The second-quarter earnings season will kick off Tuesday morning with the release of JPMorgan’s results at 7:00 a.m. in New York. Shares of the largest U.S. bank have climbed more than 24% so far this year but trail all except Citigroup in terms of performance among the six largest lenders.
- Jefferies (Daniel T. Fannon, buy): “A rising contribution from more durable revenue streams and more efficient internal capital allocation should drive sustainably higher returns and multiple expansion.”
- “While the 1Q21 ROTE of 33% is unsustainable, a longer-term path towards sustainably higher returns is underway.”
Goldman Sachs Group Inc.
The bank will announce its second-quarter earnings at 7:30 a.m. in New York, about 30 minutes after JPMorgan. Goldman’s shares have surged 44% year to date and lag just Wells Fargo in terms of returns.
- Credit Suisse (Susan Roth Katzke, outperform): “We expect constructive commentary with respect to the banking pipeline and the level of strategic dialogue in particular, confidence in the health of trading markets and the sustainability of market share gains, and incremental support from asset management inflows and fundraising, all of which support the forward look.”
Bank of America Corp.
Wednesday’s earnings flurry will commence with Bank of America releasing its results at 6:45 a.m. in New York. The lender has seen its shares rise 34% in 2021, putting it on pace for its biggest annual increase since 2019.
- Morgan Stanley (Betsy L. Graseck, underweight): “Given the flatter forward curve today vs April and weaker loan growth, we think BAC will lower NII guidance at earnings.”
- “BAC is one of the most rate sensitive names in the group, and the forward NII guide will likely drive the stock on earnings day.”
Little more than an hour after BofA’s release, Citi will announce its second quarter earnings at 8:00 a.m. in New York. Shares of the bank have gained just over 12% so far this year, making it the worst performing of the six biggest lenders in the U.S.

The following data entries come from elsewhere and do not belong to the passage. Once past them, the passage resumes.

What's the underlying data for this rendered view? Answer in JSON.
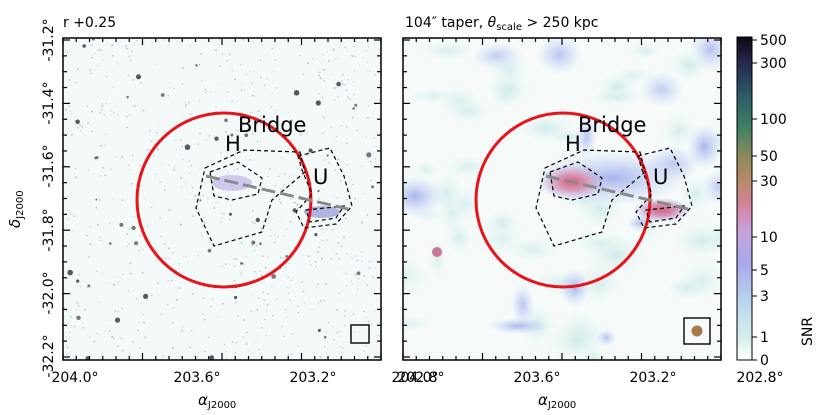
{
  "panels": [
    {
      "title": "r +0.25",
      "labels": {
        "H": "H",
        "U": "U",
        "bridge": "Bridge"
      }
    },
    {
      "title_prefix": "104″ taper, ",
      "title_theta": "θ",
      "title_theta_sub": "scale",
      "title_suffix": " > 250 kpc",
      "labels": {
        "H": "H",
        "U": "U",
        "bridge": "Bridge"
      }
    }
  ],
  "axes": {
    "xlabel_main": "α",
    "xlabel_sub": "J2000",
    "ylabel_main": "δ",
    "ylabel_sub": "J2000",
    "x_ticks": [
      "204.0°",
      "203.6°",
      "203.2°",
      "202.8°"
    ],
    "y_ticks": [
      "-31.2°",
      "-31.4°",
      "-31.6°",
      "-31.8°",
      "-32.0°",
      "-32.2°"
    ]
  },
  "colorbar": {
    "label": "SNR",
    "ticks": [
      "500",
      "300",
      "100",
      "50",
      "30",
      "10",
      "5",
      "3",
      "1",
      "0"
    ]
  },
  "colors": {
    "circle": "#e8141a",
    "contour": "#000000",
    "bridge_line": "#8a8a8a",
    "beam": "#a8784a"
  },
  "chart_data": {
    "type": "image",
    "x_axis": {
      "label": "α_J2000",
      "ticks": [
        204.0,
        203.6,
        203.2,
        202.8
      ],
      "unit": "deg"
    },
    "y_axis": {
      "label": "δ_J2000",
      "ticks": [
        -31.2,
        -31.4,
        -31.6,
        -31.8,
        -32.0,
        -32.2
      ],
      "unit": "deg"
    },
    "colorbar": {
      "label": "SNR",
      "scale": "nonlinear",
      "ticks": [
        0,
        1,
        3,
        5,
        10,
        30,
        50,
        100,
        300,
        500
      ]
    },
    "panels": [
      "r +0.25",
      "104″ taper, θ_scale > 250 kpc"
    ]
  }
}
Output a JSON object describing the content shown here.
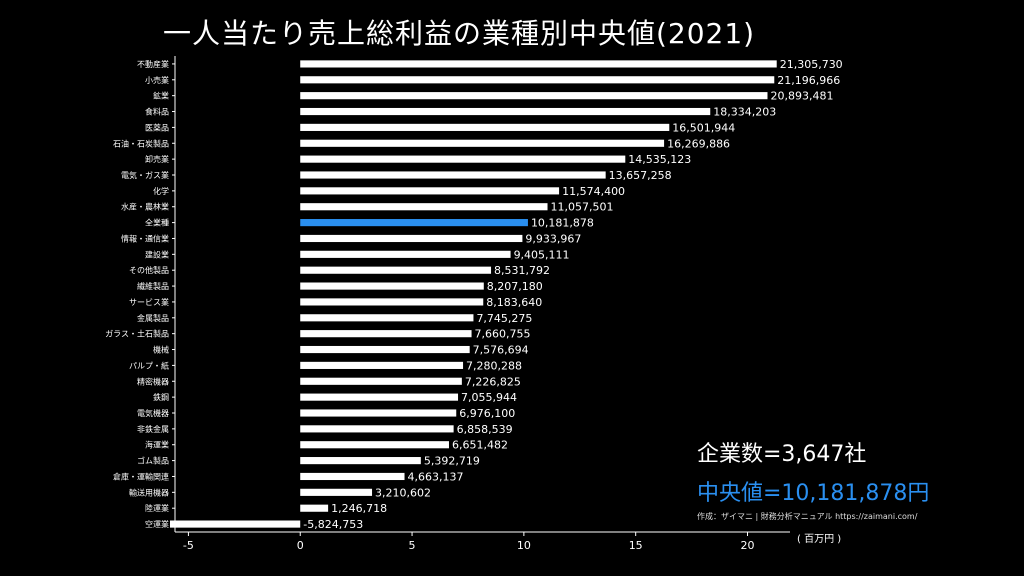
{
  "title": "一人当たり売上総利益の業種別中央値(2021)",
  "company_count": "企業数=3,647社",
  "median_text": "中央値=10,181,878円",
  "source": "作成：ザイマニ | 財務分析マニュアル https://zaimani.com/",
  "colors": {
    "bar": "#ffffff",
    "highlight": "#2a8ff0",
    "background": "#000000"
  },
  "chart_data": {
    "type": "bar",
    "orientation": "horizontal",
    "unit": "( 百万円 )",
    "xlim": [
      -5.6,
      21.9
    ],
    "x_ticks": [
      -5,
      0,
      5,
      10,
      15,
      20
    ],
    "highlight_category": "全業種",
    "categories": [
      "不動産業",
      "小売業",
      "鉱業",
      "食料品",
      "医薬品",
      "石油・石炭製品",
      "卸売業",
      "電気・ガス業",
      "化学",
      "水産・農林業",
      "全業種",
      "情報・通信業",
      "建設業",
      "その他製品",
      "繊維製品",
      "サービス業",
      "金属製品",
      "ガラス・土石製品",
      "機械",
      "パルプ・紙",
      "精密機器",
      "鉄鋼",
      "電気機器",
      "非鉄金属",
      "海運業",
      "ゴム製品",
      "倉庫・運輸関連",
      "輸送用機器",
      "陸運業",
      "空運業"
    ],
    "values": [
      21305730,
      21196966,
      20893481,
      18334203,
      16501944,
      16269886,
      14535123,
      13657258,
      11574400,
      11057501,
      10181878,
      9933967,
      9405111,
      8531792,
      8207180,
      8183640,
      7745275,
      7660755,
      7576694,
      7280288,
      7226825,
      7055944,
      6976100,
      6858539,
      6651482,
      5392719,
      4663137,
      3210602,
      1246718,
      -5824753
    ],
    "value_labels": [
      "21,305,730",
      "21,196,966",
      "20,893,481",
      "18,334,203",
      "16,501,944",
      "16,269,886",
      "14,535,123",
      "13,657,258",
      "11,574,400",
      "11,057,501",
      "10,181,878",
      "9,933,967",
      "9,405,111",
      "8,531,792",
      "8,207,180",
      "8,183,640",
      "7,745,275",
      "7,660,755",
      "7,576,694",
      "7,280,288",
      "7,226,825",
      "7,055,944",
      "6,976,100",
      "6,858,539",
      "6,651,482",
      "5,392,719",
      "4,663,137",
      "3,210,602",
      "1,246,718",
      "-5,824,753"
    ]
  }
}
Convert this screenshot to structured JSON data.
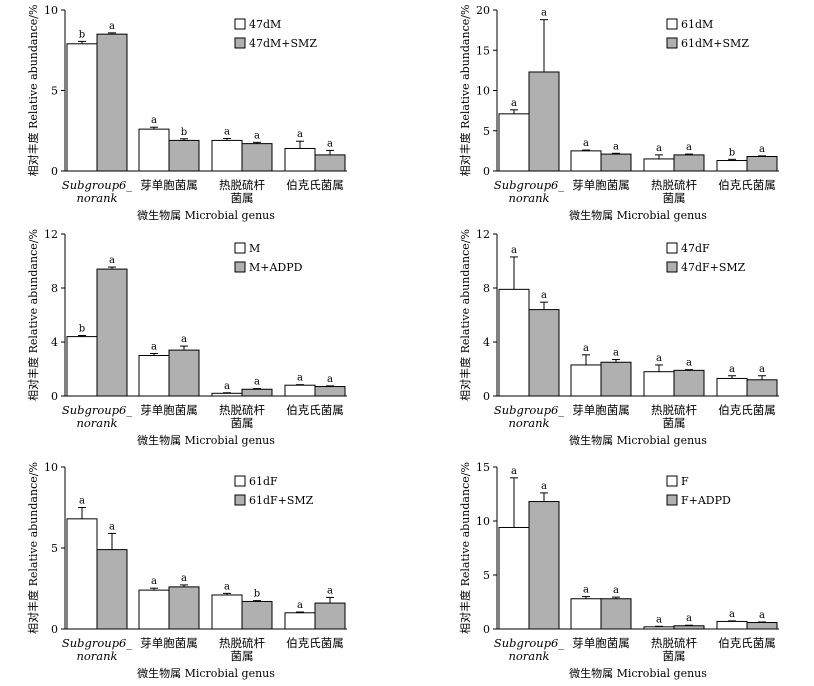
{
  "chart_data": [
    {
      "type": "bar",
      "ylabel": "相对丰度 Relative abundance/%",
      "xlabel": "微生物属 Microbial genus",
      "categories": [
        [
          "Subgroup6_",
          "norank"
        ],
        [
          "芽单胞菌属"
        ],
        [
          "热脱硫杆",
          "菌属"
        ],
        [
          "伯克氏菌属"
        ]
      ],
      "ylim": [
        0,
        10
      ],
      "yticks": [
        "0",
        "5",
        "10"
      ],
      "legend_position": "top-right",
      "series": [
        {
          "name": "47dM",
          "color": "#ffffff",
          "values": [
            7.9,
            2.6,
            1.9,
            1.4
          ],
          "errors": [
            0.15,
            0.12,
            0.12,
            0.45
          ],
          "letters": [
            "b",
            "a",
            "a",
            "a"
          ]
        },
        {
          "name": "47dM+SMZ",
          "color": "#b0b0b0",
          "values": [
            8.5,
            1.9,
            1.7,
            1.0
          ],
          "errors": [
            0.08,
            0.1,
            0.08,
            0.28
          ],
          "letters": [
            "a",
            "b",
            "a",
            "a"
          ]
        }
      ]
    },
    {
      "type": "bar",
      "ylabel": "相对丰度 Relative abundance/%",
      "xlabel": "微生物属 Microbial genus",
      "categories": [
        [
          "Subgroup6_",
          "norank"
        ],
        [
          "芽单胞菌属"
        ],
        [
          "热脱硫杆",
          "菌属"
        ],
        [
          "伯克氏菌属"
        ]
      ],
      "ylim": [
        0,
        20
      ],
      "yticks": [
        "0",
        "5",
        "10",
        "15",
        "20"
      ],
      "legend_position": "top-right",
      "series": [
        {
          "name": "61dM",
          "color": "#ffffff",
          "values": [
            7.1,
            2.5,
            1.5,
            1.3
          ],
          "errors": [
            0.5,
            0.1,
            0.5,
            0.15
          ],
          "letters": [
            "a",
            "a",
            "a",
            "b"
          ]
        },
        {
          "name": "61dM+SMZ",
          "color": "#b0b0b0",
          "values": [
            12.3,
            2.1,
            2.0,
            1.8
          ],
          "errors": [
            6.5,
            0.1,
            0.1,
            0.08
          ],
          "letters": [
            "a",
            "a",
            "a",
            "a"
          ]
        }
      ]
    },
    {
      "type": "bar",
      "ylabel": "相对丰度 Relative abundance/%",
      "xlabel": "微生物属 Microbial genus",
      "categories": [
        [
          "Subgroup6_",
          "norank"
        ],
        [
          "芽单胞菌属"
        ],
        [
          "热脱硫杆",
          "菌属"
        ],
        [
          "伯克氏菌属"
        ]
      ],
      "ylim": [
        0,
        12
      ],
      "yticks": [
        "0",
        "4",
        "8",
        "12"
      ],
      "legend_position": "top-right",
      "series": [
        {
          "name": "M",
          "color": "#ffffff",
          "values": [
            4.4,
            3.0,
            0.2,
            0.8
          ],
          "errors": [
            0.08,
            0.15,
            0.04,
            0.04
          ],
          "letters": [
            "b",
            "a",
            "a",
            "a"
          ]
        },
        {
          "name": "M+ADPD",
          "color": "#b0b0b0",
          "values": [
            9.4,
            3.4,
            0.5,
            0.7
          ],
          "errors": [
            0.15,
            0.3,
            0.05,
            0.05
          ],
          "letters": [
            "a",
            "a",
            "a",
            "a"
          ]
        }
      ]
    },
    {
      "type": "bar",
      "ylabel": "相对丰度 Relative abundance/%",
      "xlabel": "微生物属 Microbial genus",
      "categories": [
        [
          "Subgroup6_",
          "norank"
        ],
        [
          "芽单胞菌属"
        ],
        [
          "热脱硫杆",
          "菌属"
        ],
        [
          "伯克氏菌属"
        ]
      ],
      "ylim": [
        0,
        12
      ],
      "yticks": [
        "0",
        "4",
        "8",
        "12"
      ],
      "legend_position": "top-right",
      "series": [
        {
          "name": "47dF",
          "color": "#ffffff",
          "values": [
            7.9,
            2.3,
            1.8,
            1.3
          ],
          "errors": [
            2.4,
            0.75,
            0.5,
            0.2
          ],
          "letters": [
            "a",
            "a",
            "a",
            "a"
          ]
        },
        {
          "name": "47dF+SMZ",
          "color": "#b0b0b0",
          "values": [
            6.4,
            2.5,
            1.9,
            1.2
          ],
          "errors": [
            0.55,
            0.2,
            0.05,
            0.3
          ],
          "letters": [
            "a",
            "a",
            "a",
            "a"
          ]
        }
      ]
    },
    {
      "type": "bar",
      "ylabel": "相对丰度 Relative abundance/%",
      "xlabel": "微生物属 Microbial genus",
      "categories": [
        [
          "Subgroup6_",
          "norank"
        ],
        [
          "芽单胞菌属"
        ],
        [
          "热脱硫杆",
          "菌属"
        ],
        [
          "伯克氏菌属"
        ]
      ],
      "ylim": [
        0,
        10
      ],
      "yticks": [
        "0",
        "5",
        "10"
      ],
      "legend_position": "top-right",
      "series": [
        {
          "name": "61dF",
          "color": "#ffffff",
          "values": [
            6.8,
            2.4,
            2.1,
            1.0
          ],
          "errors": [
            0.7,
            0.12,
            0.1,
            0.05
          ],
          "letters": [
            "a",
            "a",
            "a",
            "a"
          ]
        },
        {
          "name": "61dF+SMZ",
          "color": "#b0b0b0",
          "values": [
            4.9,
            2.6,
            1.7,
            1.6
          ],
          "errors": [
            1.0,
            0.12,
            0.05,
            0.35
          ],
          "letters": [
            "a",
            "a",
            "b",
            "a"
          ]
        }
      ]
    },
    {
      "type": "bar",
      "ylabel": "相对丰度 Relative abundance/%",
      "xlabel": "微生物属 Microbial genus",
      "categories": [
        [
          "Subgroup6_",
          "norank"
        ],
        [
          "芽单胞菌属"
        ],
        [
          "热脱硫杆",
          "菌属"
        ],
        [
          "伯克氏菌属"
        ]
      ],
      "ylim": [
        0,
        15
      ],
      "yticks": [
        "0",
        "5",
        "10",
        "15"
      ],
      "legend_position": "top-right",
      "series": [
        {
          "name": "F",
          "color": "#ffffff",
          "values": [
            9.4,
            2.8,
            0.2,
            0.7
          ],
          "errors": [
            4.6,
            0.2,
            0.05,
            0.05
          ],
          "letters": [
            "a",
            "a",
            "a",
            "a"
          ]
        },
        {
          "name": "F+ADPD",
          "color": "#b0b0b0",
          "values": [
            11.8,
            2.8,
            0.3,
            0.6
          ],
          "errors": [
            0.8,
            0.15,
            0.05,
            0.05
          ],
          "letters": [
            "a",
            "a",
            "a",
            "a"
          ]
        }
      ]
    }
  ]
}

- BMO Capital Market (James Fotheringham, outperform): “We recommend C shares as our top pick among large-cap banks on valuation, with shares trading at the largest discount (by far) to its pro forma TCE among the big banks.”
Wells Fargo & Co.
Capping off Wednesday’s results will be Wells Fargo, with its results being released at 8:00 a.m. in New York. The bank has been the best performer among the big six, jumping 46% since the start of the year.
- Baird (David George, outperfrom): “Expectations remain low but we believe the company’s franchise value remains intact despite near-term struggles, and valuation appears attractive at ~1.3x TBV given WFC’s unique opportunity to improve returns with the strategic reorganization.”
Rounding out the busy week of earnings for the biggest U.S. banks, Morgan Stanley will announced its results Thursday morning at 7:30 a.m. in New York. Shares of the firm have gained about 35% since the beginning of the year and are near the record high reached in early June.
- Evercore ISI (Glenn Schorr, outperform): “MS has been a great stock but we think there’s still plenty left in the tank as organic growth and markets continue to produce a very favorable shift in the business mix.”